As an unpaid research associate for the film, Pontarelli spent weeks cataloging all the Dust Bowl images available, then made four trips to Washington to sift through some 1,200 to 1,500 pictures. The first time he went back, he found the filing cabinets just as they were all those years ago. He knew just where to go, and in some cases what images he was looking for.
The most famous one, "Migrant Mother" by Dorothea Lange, shows the worried face of a 32-year-old mother of seven, in a lean-to tent in Nipomo, Calif., her children clinging to her. Lange said years later the mother had told her she had been living on frozen vegetables from the fields and birds killed by her children; she just sold the tires off her car to buy food.
While it was his love of photography that drew him to the collection, Pontarelli realized he found more to the work than that.

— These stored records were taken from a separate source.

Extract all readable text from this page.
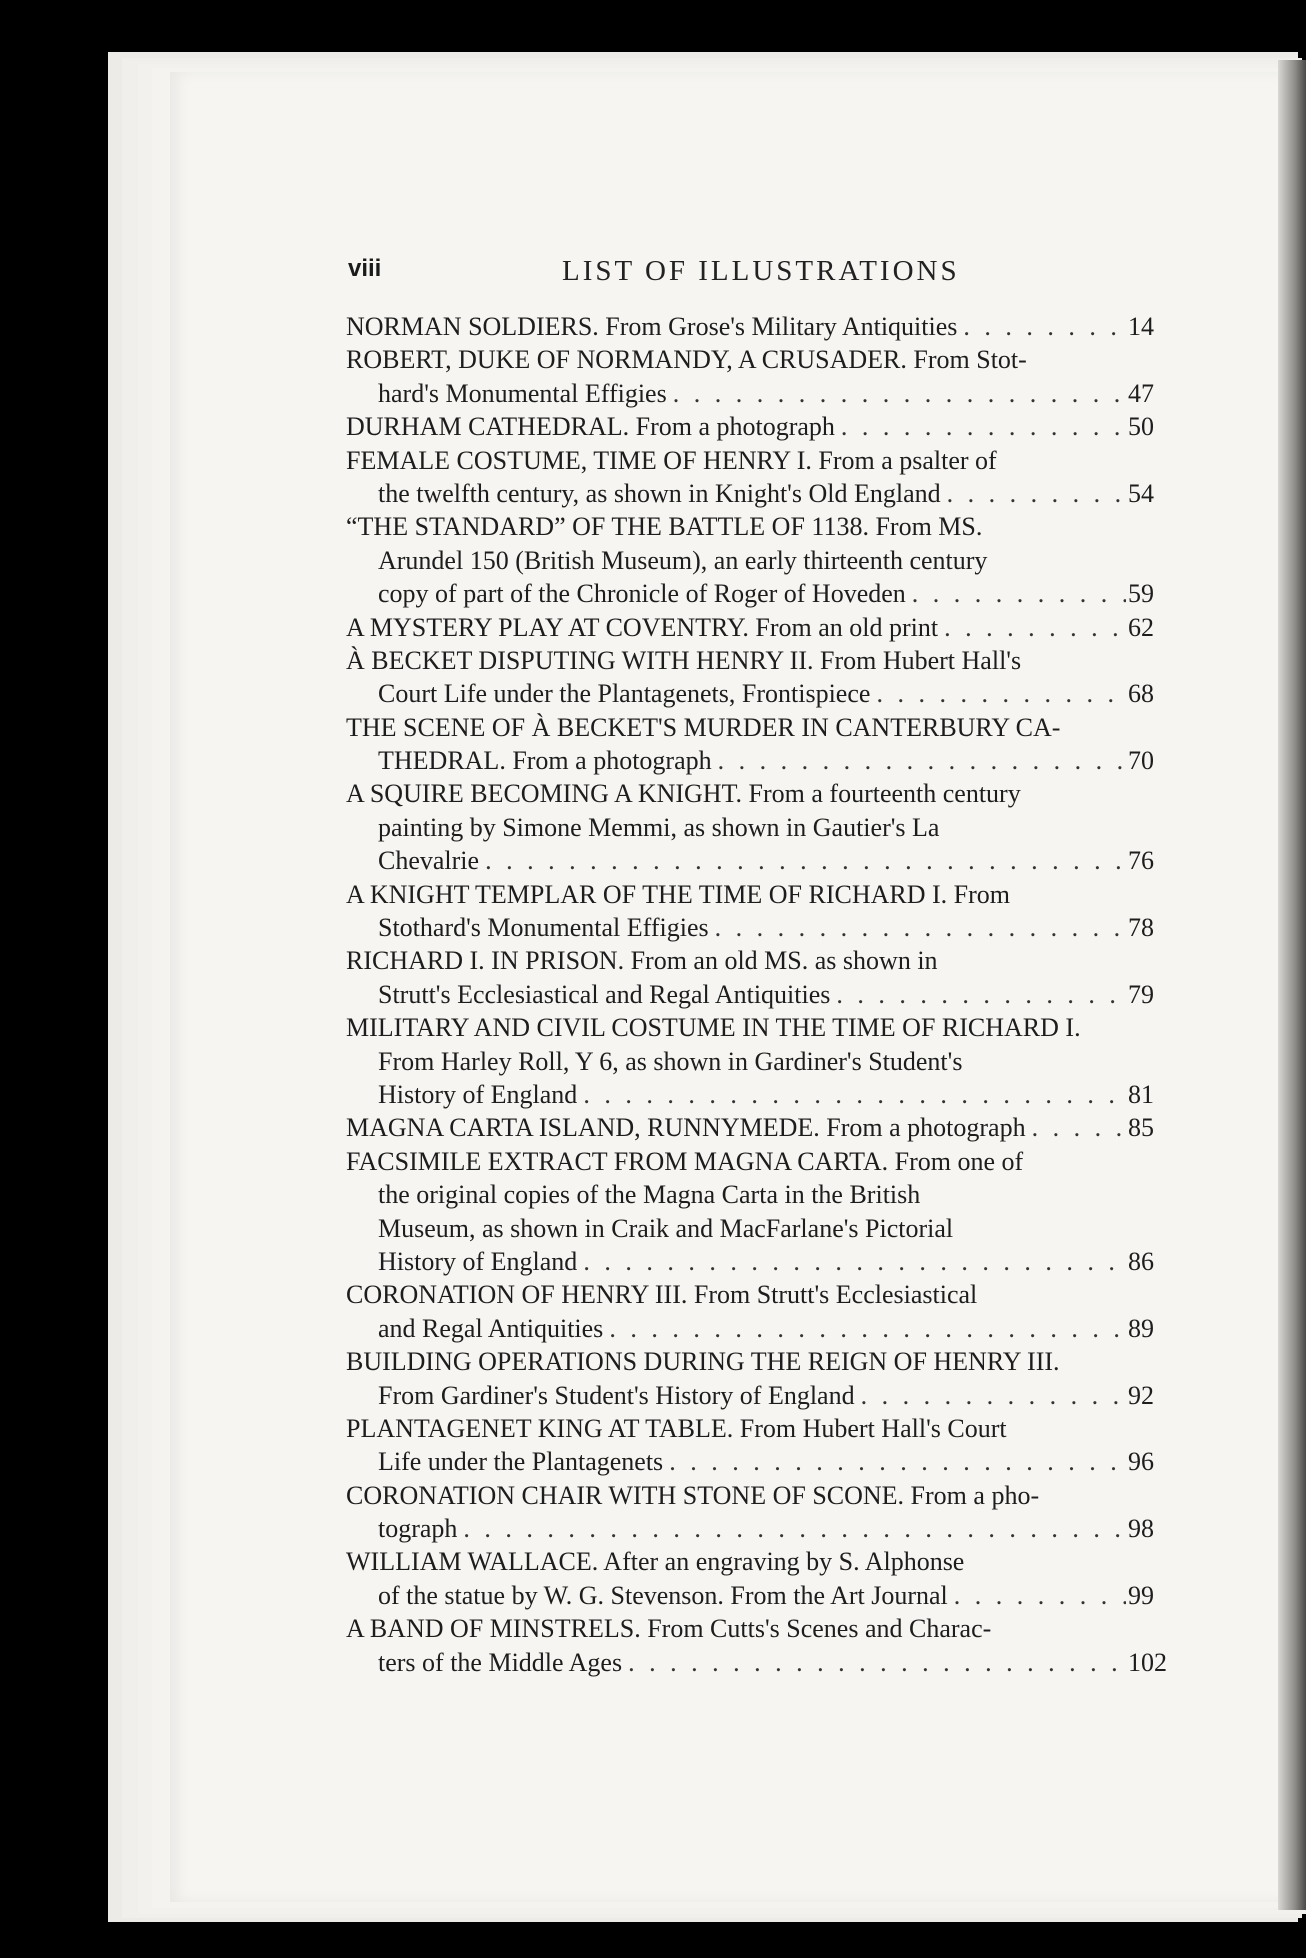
viii	LIST OF ILLUSTRATIONS
NORMAN SOLDIERS. From Grose's Military Antiquities . . .	14
ROBERT, DUKE OF NORMANDY, A CRUSADER. From Stot-
hard's Monumental Effigies . . .	47
DURHAM CATHEDRAL. From a photograph . . .	50
FEMALE COSTUME, TIME OF HENRY I. From a psalter of
the twelfth century, as shown in Knight's Old England . . .	54
“THE STANDARD” OF THE BATTLE OF 1138. From MS.
Arundel 150 (British Museum), an early thirteenth century
copy of part of the Chronicle of Roger of Hoveden . . .	59
A MYSTERY PLAY AT COVENTRY. From an old print . . .	62
À BECKET DISPUTING WITH HENRY II. From Hubert Hall's
Court Life under the Plantagenets, Frontispiece . . .	68
THE SCENE OF À BECKET'S MURDER IN CANTERBURY CA-
THEDRAL. From a photograph . . .	70
A SQUIRE BECOMING A KNIGHT. From a fourteenth century
painting by Simone Memmi, as shown in Gautier's La
Chevalrie . . .	76
A KNIGHT TEMPLAR OF THE TIME OF RICHARD I. From
Stothard's Monumental Effigies . . .	78
RICHARD I. IN PRISON. From an old MS. as shown in
Strutt's Ecclesiastical and Regal Antiquities . . .	79
MILITARY AND CIVIL COSTUME IN THE TIME OF RICHARD I.
From Harley Roll, Y 6, as shown in Gardiner's Student's
History of England . . .	81
MAGNA CARTA ISLAND, RUNNYMEDE. From a photograph . . .	85
FACSIMILE EXTRACT FROM MAGNA CARTA. From one of
the original copies of the Magna Carta in the British
Museum, as shown in Craik and MacFarlane's Pictorial
History of England . . .	86
CORONATION OF HENRY III. From Strutt's Ecclesiastical
and Regal Antiquities . . .	89
BUILDING OPERATIONS DURING THE REIGN OF HENRY III.
From Gardiner's Student's History of England . . .	92
PLANTAGENET KING AT TABLE. From Hubert Hall's Court
Life under the Plantagenets . . .	96
CORONATION CHAIR WITH STONE OF SCONE. From a pho-
tograph . . .	98
WILLIAM WALLACE. After an engraving by S. Alphonse
of the statue by W. G. Stevenson. From the Art Journal . . .	99
A BAND OF MINSTRELS. From Cutts's Scenes and Charac-
ters of the Middle Ages . . .	102
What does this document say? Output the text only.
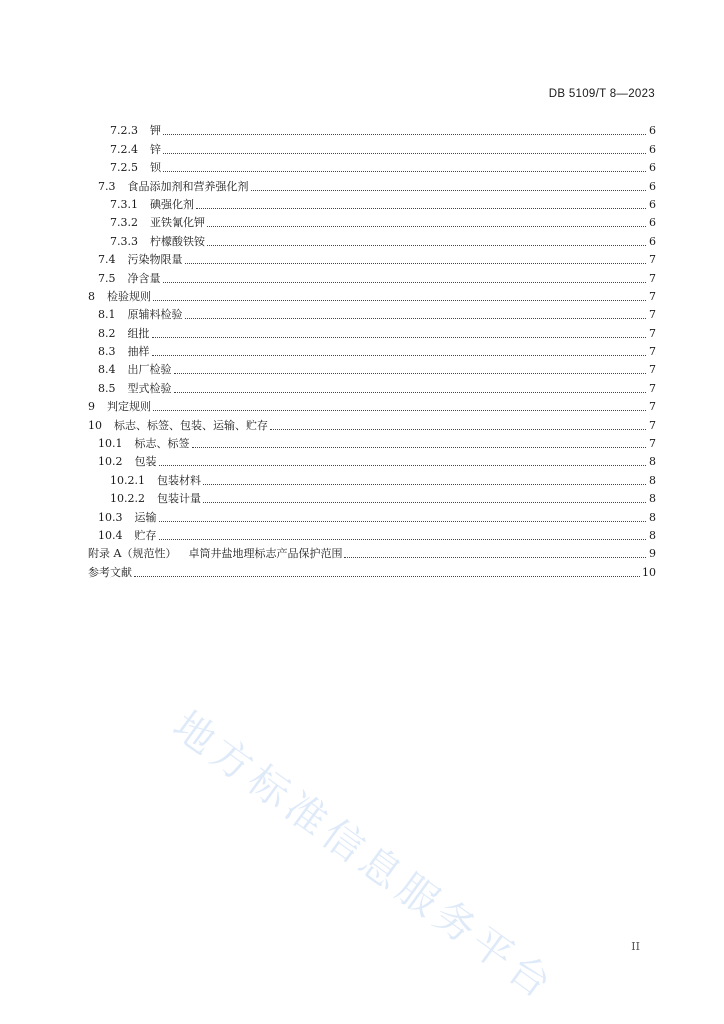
DB 5109/T 8—2023
7.2.3 钾	6
7.2.4 锌	6
7.2.5 钡	6
7.3 食品添加剂和营养强化剂	6
7.3.1 碘强化剂	6
7.3.2 亚铁氰化钾	6
7.3.3 柠檬酸铁铵	6
7.4 污染物限量	7
7.5 净含量	7
8 检验规则	7
8.1 原辅料检验	7
8.2 组批	7
8.3 抽样	7
8.4 出厂检验	7
8.5 型式检验	7
9 判定规则	7
10 标志、标签、包装、运输、贮存	7
10.1 标志、标签	7
10.2 包装	8
10.2.1 包装材料	8
10.2.2 包装计量	8
10.3 运输	8
10.4 贮存	8
附录 A（规范性） 卓筒井盐地理标志产品保护范围	9
参考文献	10
地方标准信息服务平台	II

Partway through production of the film, he started a master's program at Rhode Island College in social work, something he intends to pursue as a retirement career. He has spent time at Duke University's Center for Documentary Studies, studying audio documentary techniques, which he hopes to incorporate into his social work. He notes that social work and documentary-making are both about helping people understand "their own narratives."
While Pontarelli hasn't touched his camera in years — all the pictures he takes now are with his smartphone — what he learned from the Dust Bowl images stayed with him.
"You look at each one, you can't help but stare into the faces of these people," he said.